If daphnia is treated with a chemical, The volume and concentration of the chemical should be controlled The duration of exposure to the chemical should be controlled Time should be allowed for acclimatisation

Health, Safety and Technical notes

1. Keeping live cultures of Daphnia:

Daphnia are crustaceans, commonly found in ponds and lakes and widely sold as live fish food.They feed by filtering minute particles such as bacteria and algae, from the fresh water in which they live. Daphnia can be kept in any watertight container containing tap water that has been allowed to stand for a few days. Keeping a few Daphnia is not difficult, but cultivating a vigorous, dense colony requires some care. A good supply of oxygen is necessary, either by aeration or by using a large shallow tank to ensure that a large surface area of water is exposed to the air. Warming the water to about 15 C also ensures rapid growth of the colony. You can purchase live cultures from suppliers, including local aquarists. Alternatively, you can collect adult Daphnia by pond dipping. In this case you must observe strict hygiene procedures. Stock purchased from aquarists is usually free from this hazard. The safest, most hygienic and most convenient ways to provide the necessary food for a colony of Daphnia is to feed them on a few drops of a suspension of fresh yeast or of egg-yolk medium (made by blending a hard-boiled egg in 500 cm 3 of water). Small, regular supplies of food are required.

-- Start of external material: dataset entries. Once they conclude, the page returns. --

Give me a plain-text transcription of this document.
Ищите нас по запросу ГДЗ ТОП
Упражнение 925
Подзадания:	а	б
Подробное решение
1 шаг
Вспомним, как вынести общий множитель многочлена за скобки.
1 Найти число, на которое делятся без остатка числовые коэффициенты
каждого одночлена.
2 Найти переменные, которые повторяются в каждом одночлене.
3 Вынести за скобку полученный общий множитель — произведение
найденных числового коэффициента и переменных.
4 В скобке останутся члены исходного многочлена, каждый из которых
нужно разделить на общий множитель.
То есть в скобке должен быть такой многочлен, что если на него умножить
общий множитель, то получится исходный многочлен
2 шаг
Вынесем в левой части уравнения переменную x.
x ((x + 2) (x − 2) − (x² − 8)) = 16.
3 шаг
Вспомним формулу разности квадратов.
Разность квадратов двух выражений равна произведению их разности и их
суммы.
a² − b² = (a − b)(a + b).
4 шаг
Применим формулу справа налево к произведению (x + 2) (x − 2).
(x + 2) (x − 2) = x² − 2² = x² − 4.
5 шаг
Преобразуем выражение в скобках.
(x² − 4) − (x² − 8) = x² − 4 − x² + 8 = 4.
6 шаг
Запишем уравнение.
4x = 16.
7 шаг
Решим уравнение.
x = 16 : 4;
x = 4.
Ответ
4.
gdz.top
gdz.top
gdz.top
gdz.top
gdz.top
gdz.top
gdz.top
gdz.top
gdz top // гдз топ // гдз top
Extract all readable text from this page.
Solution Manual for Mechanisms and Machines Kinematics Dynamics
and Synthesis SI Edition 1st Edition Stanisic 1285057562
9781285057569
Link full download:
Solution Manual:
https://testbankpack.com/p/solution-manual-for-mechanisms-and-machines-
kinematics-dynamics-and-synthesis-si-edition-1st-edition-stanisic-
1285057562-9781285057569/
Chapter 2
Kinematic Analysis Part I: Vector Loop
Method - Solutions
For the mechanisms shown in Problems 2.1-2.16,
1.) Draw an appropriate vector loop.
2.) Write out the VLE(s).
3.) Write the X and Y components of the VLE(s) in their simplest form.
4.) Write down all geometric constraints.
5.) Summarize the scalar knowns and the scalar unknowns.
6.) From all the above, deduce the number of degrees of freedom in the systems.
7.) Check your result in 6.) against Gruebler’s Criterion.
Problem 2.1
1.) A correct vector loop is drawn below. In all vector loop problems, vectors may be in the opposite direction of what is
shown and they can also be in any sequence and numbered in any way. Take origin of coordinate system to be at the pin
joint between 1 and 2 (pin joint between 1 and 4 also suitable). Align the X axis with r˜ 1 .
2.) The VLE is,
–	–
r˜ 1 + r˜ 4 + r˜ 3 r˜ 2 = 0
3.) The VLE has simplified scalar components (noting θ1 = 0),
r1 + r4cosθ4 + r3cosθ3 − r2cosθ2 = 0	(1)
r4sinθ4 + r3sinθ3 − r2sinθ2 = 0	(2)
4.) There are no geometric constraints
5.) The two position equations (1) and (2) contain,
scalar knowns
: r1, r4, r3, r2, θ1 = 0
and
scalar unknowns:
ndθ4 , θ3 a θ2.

Instead of heating water in a water bath, you could surround the Daphnia in the Petri dish with a circular heating coil connected to a 6V battery. This will gradually heat the water in the dish, and the cardiac frequency can be estimated at 5 C or 10 C intervals. An additional, larger dish outside the small one could also be filled with water at the appropriate temperature to help reduce heat loss from the experimental chamber. Ethanol is highly flammable and harmful because of the presence of methanol. Once diluted to 10% and 1%, this is low hazard for the students. Physiologically-active compounds: Each compound will have different hazards and associated risk control measures. Acetylcholine is an irritant (to eyes, respiratory system and skin). L-adrenaline (epinephrine) is toxic by inhalation, in contact with the skin and if swallowed. Aspirin is harmful if swallowed, but a soluble tablet dissolved according to the manufacturers instructions would give a suitable concentration to use in the investigation at low hazard to the students. Heating due to the microscope lamp: When working with organisms under a microscope, the effects of heating due to the microscope lamp itself can be significant. Turning the lamp on only when observing the Daphnia will help, and LED microscopes produce less heat than those with incandescent lamps.